China will continue to deliver above-average, long-term financial returns because its real economy is still emerging. But to take advantage of these returns, investors must have patience.

Dr Ilan Alon is professor of strategy and international marketing at the University of Agder, Norway and a research scholar at Georgetown University. Alon is also editor-in-chief of International Journal of Emerging Markets (Emerald, UK). Alon’s research focus on China yielded numerous research articles and books, including Entrepreneurial and Business Elites of China (Emerald, 2011) and Chinese International Investments (Palgrave, 2012).

2 responses to “Is China’s economic luck running out?”

  1. Your remark says it all: “Despite the economic miracle of China and apparent market reforms, the presence of corruption and the rule of law have not markedly improved since 1996.” It applies not only to China but to Russia, most of Africa, and Arabia. For a nation to succeed, corruption must be brought under control.

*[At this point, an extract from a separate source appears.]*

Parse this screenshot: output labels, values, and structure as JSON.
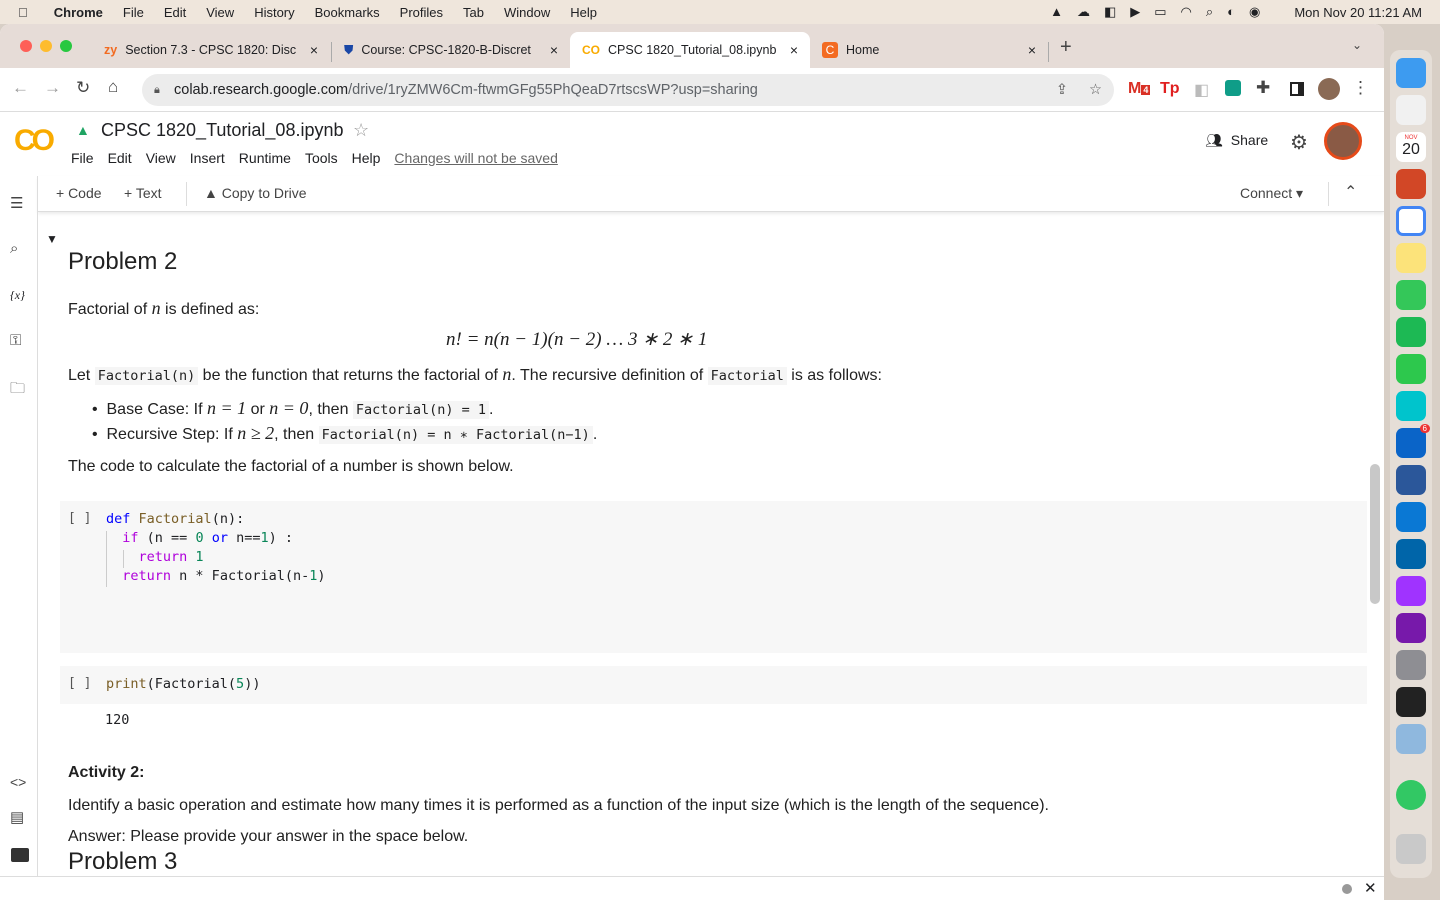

    • I would argue that the presence of corruption in China had risen rampantly by 2013 but has fallen since the current leadership took over in 2013. Obviously, President Xi’s anti-corruption campaign has captured some former corrupt officials including some very high ranked ones.
      The recent financial market turbulences reflects the inexperience and the lack of understanding of financial markets by the current leadership. It has been reported they encouraged people to buy into the market that propelled the Chinese financial markets to about 150per cent rise in a year. Of course, that kind of exuberance cannot last for ever and sooner or later the valuations would cause corrections: that was exactly what happened in the Chinese stock markets.
      Is China’s economic luck running out? It is unlikely in the medium to longer run, even though in the short run, it seems every factor seems to work against China’s economic luck. The Chinese leadership cannot afford to let the economy to slow too much and for too long, as they work out successful strategies to have the Chinese economy back on track to the so called medium to high growth. The Chinese government was for some time reluctant to use fiscal stimulus, but has probably realised it has to use some sort of stimulus before its economic transformation into an innovative and service focused takes shape.
      Personally, I think the Chinese government should set a target of about 7.2per cent for the next two decades so it can double in ten years and double again by 2035. That would mirror what Japan did in its “income-doubling plan”.
      It will not be easy, but it should be achievable if China can upgrade its economy to greater value-added in the international economic value chain. Of course, if it will help and make it easier should China be successful in taking advantages of the current digital technological and economic disruption and in becoming an innovative economy as its Premier has been calling for. But that will certainly take time. So in the short term, traditional policy tools have to be used.